Réunis au Caire pour la 166e session du Conseil de la Ligue arabe, les chefs de la diplomatie régionale ont appelé à préserver la liberté de navigation et rejeté toute utilisation des corridors maritimes comme moyen de pression. Le Liban a de son côté réclamé le retrait israélien des zones qu’il occupe toujours dans le sud du pays.
A l’occasion de la 166e session ordinaire du Conseil de la Ligue des États arabes au niveau ministériel, les chefs de la diplomatie arabe, réunis au Caire, ont discuté des tensions et des enjeux sécuritaires au Moyen-Orient.

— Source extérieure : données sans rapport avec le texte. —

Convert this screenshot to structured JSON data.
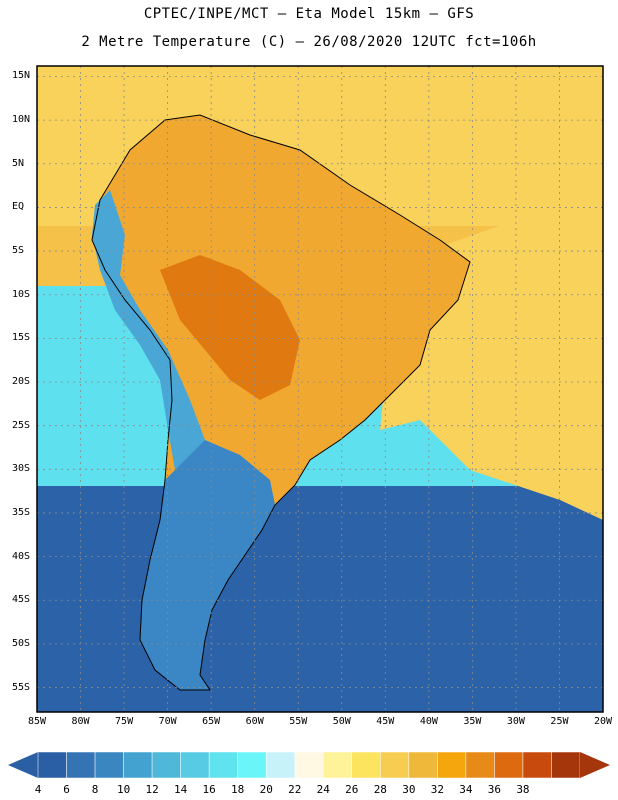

Le chef de la diplomatie égyptienne, Badr Abdelatty, a insisté sur la nécessité de préserver la liberté de navigation, tout en rejetant l’utilisation des voies maritimes à des fins de pression politique ou d’escalade.
« Nous insistons sur la nécessité de garantir la liberté de navigation et, naturellement, rejetons totalement l’utilisation des corridors maritimes comme outil de pression ou d’escalade », a-t-il déclaré.
Cette mise en garde intervient dans un contexte de forte tension sur la sécurité maritime régionale. Le détroit d’Ormuz, dans le Golfe, a de nouveau été fermé à la mi-juillet 2026 à la suite d’une reprise des hostilités entre l’Iran et les États-Unis, après un accord de paix conclu le 17 juin qui n’avait pas tenu.
Le secrétaire général de la Ligue arabe, Nabil Fahmy, ancien ministre égyptien des Affaires étrangères entré en fonction le 1er juillet 2026, a pour sa part évoqué les relations avec l’Iran. Il a indiqué que les pays arabes restaient ouverts à des relations de voisinage équilibrées, à condition que celles-ci reposent sur le respect de la souveraineté et de l’intégrité territoriale des États.
« Nous sommes ouverts à des relations de voisinage équilibrées (avec l’Iran), à condition qu’elles soient fondées sur le respect de la souveraineté et de l’intégrité territoriale, ainsi que sur la cessation des ingérences dans les affaires intérieures », a-t-il déclaré.
Le ministre libanais des Affaires étrangères, Youssef Rajji, a de son côté condamné les attaques israéliennes contre le Liban et dénoncé des violations du droit international humanitaire. Il a précisé qu’Israël occupait toujours cinq points du territoire libanais et a appelé au maintien du soutien de la Ligue arabe jusqu’au retrait complet des forces israéliennes de ces zones.
« Nous condamnons dans les termes les plus forts les attaques israéliennes contre la souveraineté et l’intégrité territoriale du Liban », a-t-il déclaré. Un précédent bilan communiqué par le ministère libanais de la Santé, portant sur la période depuis la reprise des hostilités le 28 février 2026, faisait état de plusieurs milliers de morts et de blessés ainsi que d’environ 1,2 million de déplacés ; le bilan cumulé plus élevé évoqué depuis n’a pas pu être confirmé de façon indépendante au moment de la rédaction.
Les déclarations interviennent alors que les tensions régionales continuent de peser sur la sécurité maritime, les relations entre les pays du Moyen-Orient et les efforts diplomatiques visant à contenir une nouvelle escalade.